Configuration¶

QuickETL pipelines can be configured using YAML files or the Python API. This section covers configuration in detail.

Overview¶

Pipeline YAML

Complete YAML schema reference.

Pipeline YAML
Variable Substitution

Dynamic configuration with variables.

Variables
JSON Schema

IDE autocompletion and validation.

JSON Schema

Pipeline Structure¶

Every pipeline has this basic structure:

name: pipeline_name           # Required: Unique identifier
description: What it does     # Optional: Human description
engine: duckdb                # Optional: Compute backend (default: duckdb)

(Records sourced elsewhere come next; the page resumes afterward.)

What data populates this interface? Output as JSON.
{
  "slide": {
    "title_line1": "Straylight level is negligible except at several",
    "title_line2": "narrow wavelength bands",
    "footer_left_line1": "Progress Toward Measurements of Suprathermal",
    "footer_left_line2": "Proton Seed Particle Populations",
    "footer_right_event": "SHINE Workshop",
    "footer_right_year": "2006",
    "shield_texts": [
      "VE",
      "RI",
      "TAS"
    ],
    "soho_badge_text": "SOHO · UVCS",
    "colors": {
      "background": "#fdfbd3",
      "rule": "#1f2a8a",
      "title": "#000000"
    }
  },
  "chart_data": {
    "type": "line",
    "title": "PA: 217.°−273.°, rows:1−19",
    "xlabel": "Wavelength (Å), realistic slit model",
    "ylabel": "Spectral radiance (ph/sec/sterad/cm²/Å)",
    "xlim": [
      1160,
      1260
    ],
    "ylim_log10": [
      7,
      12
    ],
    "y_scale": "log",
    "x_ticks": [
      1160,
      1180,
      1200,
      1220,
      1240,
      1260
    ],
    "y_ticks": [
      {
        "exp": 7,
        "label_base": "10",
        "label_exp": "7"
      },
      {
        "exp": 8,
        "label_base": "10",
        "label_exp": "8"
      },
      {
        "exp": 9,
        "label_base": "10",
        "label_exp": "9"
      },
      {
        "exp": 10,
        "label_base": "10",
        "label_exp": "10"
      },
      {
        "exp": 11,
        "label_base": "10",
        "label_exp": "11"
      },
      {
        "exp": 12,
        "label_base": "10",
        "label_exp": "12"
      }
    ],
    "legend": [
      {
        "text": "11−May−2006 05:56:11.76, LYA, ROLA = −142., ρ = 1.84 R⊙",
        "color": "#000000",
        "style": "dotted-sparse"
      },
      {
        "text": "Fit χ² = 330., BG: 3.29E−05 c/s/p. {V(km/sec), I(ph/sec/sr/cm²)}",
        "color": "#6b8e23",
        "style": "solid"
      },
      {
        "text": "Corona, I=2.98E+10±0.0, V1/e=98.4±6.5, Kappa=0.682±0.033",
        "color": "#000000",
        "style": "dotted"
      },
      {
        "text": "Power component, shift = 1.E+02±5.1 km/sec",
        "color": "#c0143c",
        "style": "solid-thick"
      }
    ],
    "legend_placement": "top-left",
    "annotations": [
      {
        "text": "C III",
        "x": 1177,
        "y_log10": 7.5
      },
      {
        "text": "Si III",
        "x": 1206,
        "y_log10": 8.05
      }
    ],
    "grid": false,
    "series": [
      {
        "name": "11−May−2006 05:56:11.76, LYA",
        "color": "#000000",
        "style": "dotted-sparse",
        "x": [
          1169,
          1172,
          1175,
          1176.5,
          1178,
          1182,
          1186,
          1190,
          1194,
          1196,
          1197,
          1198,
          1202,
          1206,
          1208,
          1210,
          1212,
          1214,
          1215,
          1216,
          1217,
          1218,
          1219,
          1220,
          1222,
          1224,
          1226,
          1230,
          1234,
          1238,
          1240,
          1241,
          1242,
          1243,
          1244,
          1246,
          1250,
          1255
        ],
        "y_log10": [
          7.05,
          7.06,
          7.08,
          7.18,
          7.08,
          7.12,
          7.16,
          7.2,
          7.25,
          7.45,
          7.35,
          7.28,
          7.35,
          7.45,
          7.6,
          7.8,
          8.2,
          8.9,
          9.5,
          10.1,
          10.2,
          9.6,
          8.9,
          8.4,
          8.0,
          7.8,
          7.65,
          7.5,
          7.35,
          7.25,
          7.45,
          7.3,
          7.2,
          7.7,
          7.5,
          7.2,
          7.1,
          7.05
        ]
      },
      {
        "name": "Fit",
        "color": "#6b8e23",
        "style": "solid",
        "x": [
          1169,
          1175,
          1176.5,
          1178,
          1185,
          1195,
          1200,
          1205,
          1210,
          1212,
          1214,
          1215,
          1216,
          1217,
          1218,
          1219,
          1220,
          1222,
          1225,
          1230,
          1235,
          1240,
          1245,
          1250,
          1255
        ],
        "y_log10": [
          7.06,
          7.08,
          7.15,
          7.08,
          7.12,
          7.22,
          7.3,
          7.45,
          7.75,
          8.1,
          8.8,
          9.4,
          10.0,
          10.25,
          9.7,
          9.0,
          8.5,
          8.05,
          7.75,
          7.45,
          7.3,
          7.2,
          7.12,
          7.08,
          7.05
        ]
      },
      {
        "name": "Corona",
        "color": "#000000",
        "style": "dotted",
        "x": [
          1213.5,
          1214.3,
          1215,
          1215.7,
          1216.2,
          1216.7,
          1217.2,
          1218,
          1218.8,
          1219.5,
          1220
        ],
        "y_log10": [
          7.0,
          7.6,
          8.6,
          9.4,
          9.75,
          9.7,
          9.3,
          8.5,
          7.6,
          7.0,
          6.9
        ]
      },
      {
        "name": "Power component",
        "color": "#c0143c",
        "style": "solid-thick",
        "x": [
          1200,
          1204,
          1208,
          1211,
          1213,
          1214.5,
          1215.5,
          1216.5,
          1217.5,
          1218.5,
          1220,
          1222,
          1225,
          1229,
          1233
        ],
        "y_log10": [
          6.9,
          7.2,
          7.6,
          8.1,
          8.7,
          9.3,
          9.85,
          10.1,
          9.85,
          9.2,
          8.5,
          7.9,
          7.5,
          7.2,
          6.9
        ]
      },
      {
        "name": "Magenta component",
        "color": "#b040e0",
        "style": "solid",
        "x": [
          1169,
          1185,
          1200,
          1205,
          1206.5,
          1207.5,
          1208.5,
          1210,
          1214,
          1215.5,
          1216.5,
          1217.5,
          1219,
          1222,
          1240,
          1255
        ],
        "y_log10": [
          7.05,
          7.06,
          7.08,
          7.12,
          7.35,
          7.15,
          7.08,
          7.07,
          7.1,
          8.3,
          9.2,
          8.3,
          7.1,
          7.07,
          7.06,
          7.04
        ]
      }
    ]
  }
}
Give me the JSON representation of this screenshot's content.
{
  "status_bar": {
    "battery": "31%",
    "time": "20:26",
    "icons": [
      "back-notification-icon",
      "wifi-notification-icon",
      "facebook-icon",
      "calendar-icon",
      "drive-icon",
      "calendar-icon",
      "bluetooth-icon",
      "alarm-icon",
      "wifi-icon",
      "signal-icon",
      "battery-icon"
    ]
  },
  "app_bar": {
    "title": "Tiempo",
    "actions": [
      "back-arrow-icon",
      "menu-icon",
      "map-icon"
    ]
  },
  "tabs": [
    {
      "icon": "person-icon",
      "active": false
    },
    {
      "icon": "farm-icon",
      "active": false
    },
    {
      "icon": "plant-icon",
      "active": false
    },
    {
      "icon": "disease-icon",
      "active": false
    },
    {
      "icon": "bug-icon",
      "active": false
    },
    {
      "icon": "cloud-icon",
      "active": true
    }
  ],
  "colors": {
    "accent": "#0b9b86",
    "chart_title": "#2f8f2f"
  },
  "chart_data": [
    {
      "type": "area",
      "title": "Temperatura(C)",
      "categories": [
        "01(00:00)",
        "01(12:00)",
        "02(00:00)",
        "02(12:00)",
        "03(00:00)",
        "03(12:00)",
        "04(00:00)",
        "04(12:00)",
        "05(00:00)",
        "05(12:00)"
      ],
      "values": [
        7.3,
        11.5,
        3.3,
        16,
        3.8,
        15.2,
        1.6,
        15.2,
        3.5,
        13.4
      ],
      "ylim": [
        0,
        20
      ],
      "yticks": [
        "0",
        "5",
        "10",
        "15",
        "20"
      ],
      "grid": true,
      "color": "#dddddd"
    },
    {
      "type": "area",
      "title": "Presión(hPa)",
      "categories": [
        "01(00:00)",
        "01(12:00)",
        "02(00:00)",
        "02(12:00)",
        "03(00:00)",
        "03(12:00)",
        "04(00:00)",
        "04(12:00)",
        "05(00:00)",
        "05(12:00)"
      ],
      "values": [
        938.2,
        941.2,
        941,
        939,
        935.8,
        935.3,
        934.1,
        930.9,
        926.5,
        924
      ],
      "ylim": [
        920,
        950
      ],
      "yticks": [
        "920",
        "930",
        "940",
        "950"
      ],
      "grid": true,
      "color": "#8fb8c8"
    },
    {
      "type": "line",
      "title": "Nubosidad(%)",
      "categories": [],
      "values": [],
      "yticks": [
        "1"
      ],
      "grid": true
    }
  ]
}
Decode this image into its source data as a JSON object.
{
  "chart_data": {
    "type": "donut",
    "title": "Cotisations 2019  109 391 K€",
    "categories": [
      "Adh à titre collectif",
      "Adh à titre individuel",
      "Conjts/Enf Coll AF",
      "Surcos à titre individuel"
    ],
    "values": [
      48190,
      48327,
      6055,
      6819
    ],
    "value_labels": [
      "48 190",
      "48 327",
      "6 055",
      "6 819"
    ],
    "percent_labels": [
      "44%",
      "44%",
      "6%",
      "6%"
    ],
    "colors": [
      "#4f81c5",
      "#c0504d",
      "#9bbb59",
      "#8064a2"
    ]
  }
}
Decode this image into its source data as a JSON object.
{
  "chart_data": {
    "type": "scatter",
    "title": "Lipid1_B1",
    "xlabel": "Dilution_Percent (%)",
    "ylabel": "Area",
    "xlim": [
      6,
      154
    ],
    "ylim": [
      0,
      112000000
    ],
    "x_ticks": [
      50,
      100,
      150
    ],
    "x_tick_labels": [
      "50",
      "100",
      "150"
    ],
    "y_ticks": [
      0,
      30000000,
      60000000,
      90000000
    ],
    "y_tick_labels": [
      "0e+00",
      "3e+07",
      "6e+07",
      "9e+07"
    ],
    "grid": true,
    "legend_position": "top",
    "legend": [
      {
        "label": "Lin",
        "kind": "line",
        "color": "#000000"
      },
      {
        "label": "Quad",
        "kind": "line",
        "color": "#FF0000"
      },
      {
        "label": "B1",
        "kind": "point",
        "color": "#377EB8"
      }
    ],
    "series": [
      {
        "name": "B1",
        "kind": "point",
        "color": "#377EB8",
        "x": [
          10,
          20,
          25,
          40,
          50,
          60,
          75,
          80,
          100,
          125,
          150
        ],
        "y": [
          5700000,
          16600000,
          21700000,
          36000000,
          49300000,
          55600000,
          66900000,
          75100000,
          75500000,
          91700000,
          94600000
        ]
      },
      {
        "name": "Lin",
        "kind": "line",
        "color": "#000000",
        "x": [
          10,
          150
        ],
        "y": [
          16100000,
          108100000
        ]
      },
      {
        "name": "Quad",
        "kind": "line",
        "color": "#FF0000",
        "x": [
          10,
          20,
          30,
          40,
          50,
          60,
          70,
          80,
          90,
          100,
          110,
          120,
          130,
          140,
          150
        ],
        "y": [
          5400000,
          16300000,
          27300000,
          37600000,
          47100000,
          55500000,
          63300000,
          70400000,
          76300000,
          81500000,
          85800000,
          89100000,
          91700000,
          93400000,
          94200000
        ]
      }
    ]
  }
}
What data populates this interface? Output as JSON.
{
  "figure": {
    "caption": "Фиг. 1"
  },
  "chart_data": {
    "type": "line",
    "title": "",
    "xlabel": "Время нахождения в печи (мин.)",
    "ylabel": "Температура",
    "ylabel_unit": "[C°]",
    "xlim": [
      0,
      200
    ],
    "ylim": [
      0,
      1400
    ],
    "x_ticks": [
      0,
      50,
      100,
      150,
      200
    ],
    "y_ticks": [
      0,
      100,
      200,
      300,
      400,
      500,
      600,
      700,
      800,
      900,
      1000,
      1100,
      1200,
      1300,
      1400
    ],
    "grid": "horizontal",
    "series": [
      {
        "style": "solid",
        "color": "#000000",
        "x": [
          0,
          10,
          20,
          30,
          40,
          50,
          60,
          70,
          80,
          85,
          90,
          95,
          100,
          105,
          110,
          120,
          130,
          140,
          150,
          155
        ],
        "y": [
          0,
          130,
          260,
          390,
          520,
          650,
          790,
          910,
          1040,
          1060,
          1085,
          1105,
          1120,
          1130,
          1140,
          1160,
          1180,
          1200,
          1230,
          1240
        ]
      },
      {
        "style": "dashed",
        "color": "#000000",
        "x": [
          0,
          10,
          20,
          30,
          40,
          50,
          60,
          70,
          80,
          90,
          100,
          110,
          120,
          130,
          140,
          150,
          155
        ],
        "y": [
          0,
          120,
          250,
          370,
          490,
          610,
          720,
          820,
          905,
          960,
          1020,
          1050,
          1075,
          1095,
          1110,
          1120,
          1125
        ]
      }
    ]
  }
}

source:                       # Required: Where to read data
  type: file
  path: input.parquet

transforms:                   # Optional: List of transformations
  - op: filter
    predicate: amount > 0

checks:                       # Optional: Quality validations
  - type: not_null
    columns: [id]

sink:                         # Required: Where to write data
  type: file
  path: output.parquet

Configuration Validation¶

QuickETL validates configurations using Pydantic:

Type checking - Correct types for all fields
Required fields - Missing fields are reported
Unknown fields - Extra fields cause errors
Value constraints - Invalid values are rejected

Validate without running:

quicketl validate pipeline.yml

YAML vs Python¶

Feature	YAML	Python
Simplicity	Simple, declarative	More verbose
Variables	`${VAR}` syntax	Dict or env
Dynamic logic	Limited	Full Python
Reusability	Copy/paste	Functions, classes
Version control	Easy diff	Easy diff
IDE support	JSON Schema	Type hints

Recommendation: Use YAML for most pipelines. Use Python when you need:

Complex conditional logic
Dynamic pipeline generation
Integration with existing Python code
Custom transforms or checks